If you have multiple child dataspaces, be sure that you do not run matching operations on these simultaneously. It can lead to poor performance and inaccurate results.
The following matching policy recommendations can help improve performance:
Decision tree: Before performing matching on an entire table with a large volume of records, test the matching policy on a subset of records (less than 50k records). And:
Check that the number of matches and suspects is consistent with your dataset. If it is not consistent, start the troubleshooting process with the decision tree. Begin by reviewing the nodes leading to the Match or Suspect output.
When a grouping or merging phase is slower than usual, it is likely the symptom of other configuration issues.
Weight: When a decision tree has a Match output that is reached after 1 or 2 comparison nodes, it means that the fields involved in these nodes are more important than the others. To improve performance and result quality, set the weight parameter higher for these fields to help identify them during pre-processing.
To improve matching performance, set the weight to 0 for fields that have a limited number of options. For example, fields that are boolean or enumerations.
Exclude records: By defining a set of criteria that excludes certain records from the matching operation, you can eliminate a subset of records that the add-on must process. This can lead to performance improvements. See Excluding records for more details.

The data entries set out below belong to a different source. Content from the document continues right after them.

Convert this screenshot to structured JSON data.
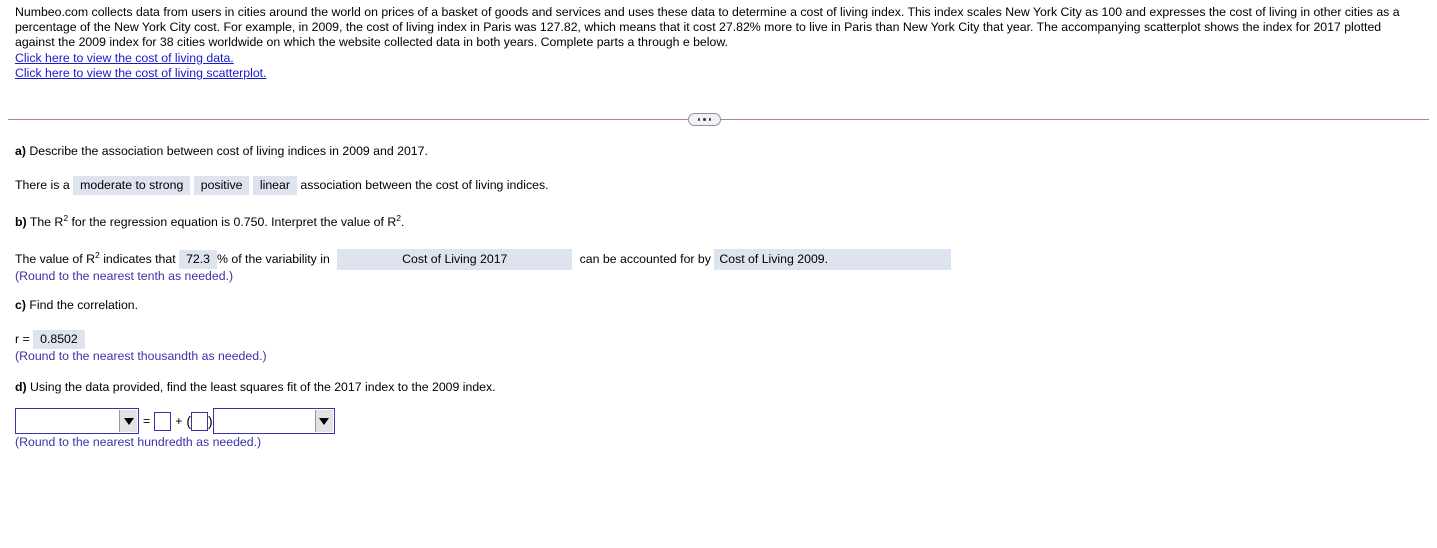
{
  "intro": {
    "paragraph": "Numbeo.com collects data from users in cities around the world on prices of a basket of goods and services and uses these data to determine a cost of living index. This index scales New York City as 100 and expresses the cost of living in other cities as a percentage of the New York City cost. For example, in 2009, the cost of living index in Paris was 127.82, which means that it cost 27.82% more to live in Paris than New York City that year. The accompanying scatterplot shows the index for 2017 plotted against the 2009 index for 38 cities worldwide on which the website collected data in both years. Complete parts a through e below.",
    "link_data": "Click here to view the cost of living data.",
    "link_scatterplot": "Click here to view the cost of living scatterplot."
  },
  "divider": {
    "ellipsis_dots": 3
  },
  "parts": {
    "a": {
      "label": "a)",
      "prompt": "Describe the association between cost of living indices in 2009 and 2017.",
      "sentence_start": "There is a",
      "answer_strength": "moderate to strong",
      "answer_direction": "positive",
      "answer_form": "linear",
      "sentence_end": "association between the cost of living indices."
    },
    "b": {
      "label": "b)",
      "prompt_start": "The R",
      "prompt_exponent": "2",
      "prompt_mid": "for the regression equation is",
      "r_squared_value": "0.750",
      "prompt_end": ". Interpret the value of R",
      "prompt_end_exponent": "2",
      "prompt_period": ".",
      "answer_start": "The value of R",
      "answer_exponent": "2",
      "answer_mid": "indicates that",
      "percent_value": "72.3",
      "percent_sign": "%",
      "answer_variability": "of the variability in",
      "response_variable": "Cost of Living 2017",
      "answer_accounted": "can be accounted for by",
      "predictor_variable": "Cost of Living 2009.",
      "hint": "(Round to the nearest tenth as needed.)"
    },
    "c": {
      "label": "c)",
      "prompt": "Find the correlation.",
      "r_label": "r =",
      "r_value": "0.8502",
      "hint": "(Round to the nearest thousandth as needed.)"
    },
    "d": {
      "label": "d)",
      "prompt": "Using the data provided, find the least squares fit of the 2017 index to the 2009 index.",
      "response_select_value": "",
      "equals": "=",
      "intercept_value": "",
      "plus": "+",
      "open_paren": "(",
      "slope_value": "",
      "close_paren": ")",
      "predictor_select_value": "",
      "hint": "(Round to the nearest hundredth as needed.)"
    }
  },
  "colors": {
    "link": "#1818d0",
    "hint": "#3a33a8",
    "answer_highlight": "#dde3ef",
    "input_border": "#3333aa",
    "divider_rule": "#b08494"
  }
}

Activating the logs can help you investigate matching process performance. To activate the logs of the pre-processing phase, open ebx.properties
file and set the property ebx.log4j.category.log.kernel
to DEBUG
. With this setting, it displays precise information about matching progress: number of records, average throughput, percentage of completion. This is useful to estimate the duration of the matching phase. It can also help you determine whether pre-processing is slower than it should be, considering the volume of data.